GUNUNG Rinjani menjadi salah satu destinasi wisata yang digemari wisatawan karena keindahan alamnya. Namun, dalam beberapa waktu terakhir, kecelakaan pendaki asal mancanegara saat mendaki Gunung Rinjani lebih sering muncul di media.

Sebagai bagian dari refleksi, Guru Besar Fakultas Geografi sekaligus Ketua Dewan Guru Besar Universitas Gadjah Mada, Prof. Dr. M. Baiquni, menyampaikan lima pilar penting dalam membangun sistem mitigasi risiko wisata gunung, terutama di Gunung Rinjani. Pilar pertama adalah klasifikasi pendaki berdasarkan tingkat pengalaman dan pelatihan. 

Pengelola harus mampu membedakan mana pendaki pemula, yang sudah mengikuti pelatihan dasar, dan yang profesional. “Kalau bisa, sistem ini dibuat transparan sejak awal. Kalau dia pemula, maka wajib pakai guide dan membawa perlengkapan standar. Kalau sudah berpengalaman pun, sebaiknya tetap tidak mendaki sendirian,” ujarnya.

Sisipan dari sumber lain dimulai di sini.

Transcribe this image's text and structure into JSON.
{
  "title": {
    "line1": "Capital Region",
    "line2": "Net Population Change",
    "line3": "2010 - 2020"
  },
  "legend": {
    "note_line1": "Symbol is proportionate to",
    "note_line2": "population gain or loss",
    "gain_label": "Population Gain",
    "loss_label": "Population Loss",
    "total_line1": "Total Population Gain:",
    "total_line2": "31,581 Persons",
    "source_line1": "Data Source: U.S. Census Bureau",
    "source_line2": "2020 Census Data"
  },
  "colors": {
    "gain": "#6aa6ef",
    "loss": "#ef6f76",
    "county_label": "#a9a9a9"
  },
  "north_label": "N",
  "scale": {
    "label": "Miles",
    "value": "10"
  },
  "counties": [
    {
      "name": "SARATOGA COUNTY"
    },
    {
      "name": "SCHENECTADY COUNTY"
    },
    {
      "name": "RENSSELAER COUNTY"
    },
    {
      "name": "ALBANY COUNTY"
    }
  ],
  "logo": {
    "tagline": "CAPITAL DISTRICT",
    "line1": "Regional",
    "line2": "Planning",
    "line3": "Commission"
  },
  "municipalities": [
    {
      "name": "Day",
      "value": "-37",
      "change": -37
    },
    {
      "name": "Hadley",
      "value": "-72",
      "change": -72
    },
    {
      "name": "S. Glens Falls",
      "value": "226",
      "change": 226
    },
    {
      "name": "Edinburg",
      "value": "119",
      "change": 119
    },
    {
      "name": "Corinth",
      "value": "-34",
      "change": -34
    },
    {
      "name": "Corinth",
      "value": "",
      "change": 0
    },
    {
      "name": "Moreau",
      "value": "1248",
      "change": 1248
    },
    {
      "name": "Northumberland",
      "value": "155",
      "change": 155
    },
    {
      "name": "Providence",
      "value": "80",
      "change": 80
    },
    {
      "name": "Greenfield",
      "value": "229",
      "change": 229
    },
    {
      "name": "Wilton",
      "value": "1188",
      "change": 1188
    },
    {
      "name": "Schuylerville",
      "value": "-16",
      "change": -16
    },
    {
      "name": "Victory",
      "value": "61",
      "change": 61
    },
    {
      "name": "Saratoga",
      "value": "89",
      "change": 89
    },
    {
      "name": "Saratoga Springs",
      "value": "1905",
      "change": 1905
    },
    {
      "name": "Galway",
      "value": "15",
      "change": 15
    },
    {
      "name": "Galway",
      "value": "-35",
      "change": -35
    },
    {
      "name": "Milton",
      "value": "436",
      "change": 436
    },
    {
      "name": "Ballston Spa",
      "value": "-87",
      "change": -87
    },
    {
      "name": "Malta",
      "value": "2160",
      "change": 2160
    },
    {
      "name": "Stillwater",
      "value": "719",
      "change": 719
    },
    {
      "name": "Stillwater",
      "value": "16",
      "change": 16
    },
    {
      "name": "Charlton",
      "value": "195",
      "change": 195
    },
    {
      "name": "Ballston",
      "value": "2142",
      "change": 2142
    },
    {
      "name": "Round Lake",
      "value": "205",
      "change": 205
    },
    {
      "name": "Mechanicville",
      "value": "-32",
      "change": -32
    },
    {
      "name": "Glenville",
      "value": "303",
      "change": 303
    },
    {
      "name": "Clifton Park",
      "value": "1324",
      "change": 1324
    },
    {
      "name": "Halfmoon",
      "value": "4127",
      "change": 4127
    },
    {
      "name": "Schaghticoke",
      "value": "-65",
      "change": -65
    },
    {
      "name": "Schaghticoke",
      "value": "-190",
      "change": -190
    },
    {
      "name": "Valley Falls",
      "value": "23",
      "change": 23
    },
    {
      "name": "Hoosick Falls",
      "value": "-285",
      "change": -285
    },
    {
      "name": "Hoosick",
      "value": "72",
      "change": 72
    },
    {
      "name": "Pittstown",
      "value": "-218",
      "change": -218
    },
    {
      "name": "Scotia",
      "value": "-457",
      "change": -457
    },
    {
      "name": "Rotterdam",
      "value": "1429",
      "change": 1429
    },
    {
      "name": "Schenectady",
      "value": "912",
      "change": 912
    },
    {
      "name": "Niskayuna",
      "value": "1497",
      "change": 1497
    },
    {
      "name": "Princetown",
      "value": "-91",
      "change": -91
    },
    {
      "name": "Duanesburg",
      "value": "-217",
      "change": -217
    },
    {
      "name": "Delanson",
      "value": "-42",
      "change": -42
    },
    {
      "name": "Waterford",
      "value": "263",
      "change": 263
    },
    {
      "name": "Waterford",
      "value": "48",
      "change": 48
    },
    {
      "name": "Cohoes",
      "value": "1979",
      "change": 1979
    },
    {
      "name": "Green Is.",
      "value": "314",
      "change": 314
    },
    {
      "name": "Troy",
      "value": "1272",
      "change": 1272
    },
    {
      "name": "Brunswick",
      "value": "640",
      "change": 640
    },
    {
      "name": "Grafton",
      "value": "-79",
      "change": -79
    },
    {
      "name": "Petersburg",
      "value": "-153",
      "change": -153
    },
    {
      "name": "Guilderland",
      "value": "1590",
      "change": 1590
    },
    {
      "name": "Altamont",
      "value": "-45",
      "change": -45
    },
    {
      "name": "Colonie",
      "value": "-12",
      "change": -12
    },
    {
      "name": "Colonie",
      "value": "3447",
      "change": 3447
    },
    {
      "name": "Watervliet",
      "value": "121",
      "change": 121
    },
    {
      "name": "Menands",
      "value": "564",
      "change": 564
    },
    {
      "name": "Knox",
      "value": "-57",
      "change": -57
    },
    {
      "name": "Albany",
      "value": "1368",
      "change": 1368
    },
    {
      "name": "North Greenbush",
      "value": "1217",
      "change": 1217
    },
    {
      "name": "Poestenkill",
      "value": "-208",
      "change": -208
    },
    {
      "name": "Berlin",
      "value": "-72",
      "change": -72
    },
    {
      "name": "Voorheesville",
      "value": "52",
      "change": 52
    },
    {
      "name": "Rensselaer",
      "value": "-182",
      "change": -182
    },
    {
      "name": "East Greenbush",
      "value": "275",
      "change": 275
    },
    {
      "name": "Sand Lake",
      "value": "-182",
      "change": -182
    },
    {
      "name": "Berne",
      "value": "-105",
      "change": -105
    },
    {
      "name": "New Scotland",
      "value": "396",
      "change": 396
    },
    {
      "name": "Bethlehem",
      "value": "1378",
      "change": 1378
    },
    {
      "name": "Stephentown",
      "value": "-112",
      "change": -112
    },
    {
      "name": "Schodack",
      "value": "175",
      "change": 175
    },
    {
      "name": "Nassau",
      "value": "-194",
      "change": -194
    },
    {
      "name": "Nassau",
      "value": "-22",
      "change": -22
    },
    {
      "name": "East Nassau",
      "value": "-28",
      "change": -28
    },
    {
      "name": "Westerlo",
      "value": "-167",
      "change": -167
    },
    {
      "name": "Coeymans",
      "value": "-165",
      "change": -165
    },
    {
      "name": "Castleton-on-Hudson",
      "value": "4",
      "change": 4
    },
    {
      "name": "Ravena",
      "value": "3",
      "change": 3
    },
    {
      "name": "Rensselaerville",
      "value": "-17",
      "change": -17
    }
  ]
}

Kedua, ia menekankan pentingnya pengendalian jumlah pengunjung yang masuk jalur pendakian. Jalur-jalur ekstrem dengan medan sempit tidak boleh dilalui secara massal agar tidak menambah tekanan pada ekosistem maupun meningkatkan risiko kecelakaan. 

Pilar ketiga adalah pemetaan dan promosi destinasi vulkanoturisme alternatif. Dengan mendistribusikan kunjungan ke gunung-gunung lain di Indonesia yang memiliki daya tarik serupa, tekanan terhadap Rinjani bisa dikurangi. 

Selanjutnya, Baiquni menyoroti pentingnya informasi yang transparan, baik terkait kondisi cuaca, tarif jasa porter dan guide, hingga informasi teknis tentang jalur. “Wisatawan tidak boleh membeli ilusi, mereka harus datang dengan ekspektasi dan kesiapan yang benar,” katanya.

Terakhir, ia menekankan urgensi sistem tanggap darurat yang terintegrasi, mulai dari koordinasi tim penyelamat hingga sarana komunikasi dan jalur evakuasi. Kecepatan respons dan kesiapsiagaan di lapangan menjadi kunci dalam meminimalkan dampak jika insiden terjadi. Baiquni juga mendorong agar sistem ini didukung secara institusional, tidak hanya bergantung pada inisiatif lokal atau relawan semata. 

Kelima pilar ini, menurutnya, menjadi pondasi bagi pariwisata alam yang bukan hanya indah, tetapi juga aman dan berkelanjutan. “Risiko tidak akan hilang, tapi bisa dikendalikan dengan perencanaan yang matang dan kebijakan yang berpihak pada keselamatan,” terang dia.

TOPOGRAFI RINJANI
Baiquni menyampaikan bahwa Gunung Rinjani memiliki karakter topografi yang tidak bisa dianggap remeh. Berdasarkan pengalaman pribadinya mendaki Rinjani pada 1983, ia menjelaskan bahwa medan yang terbentuk dari aktivitas vulkanik menghasilkan tebing curam, kaldera tajam, dan paparan gas sulfur yang berisiko tinggi bagi pendaki pemula. 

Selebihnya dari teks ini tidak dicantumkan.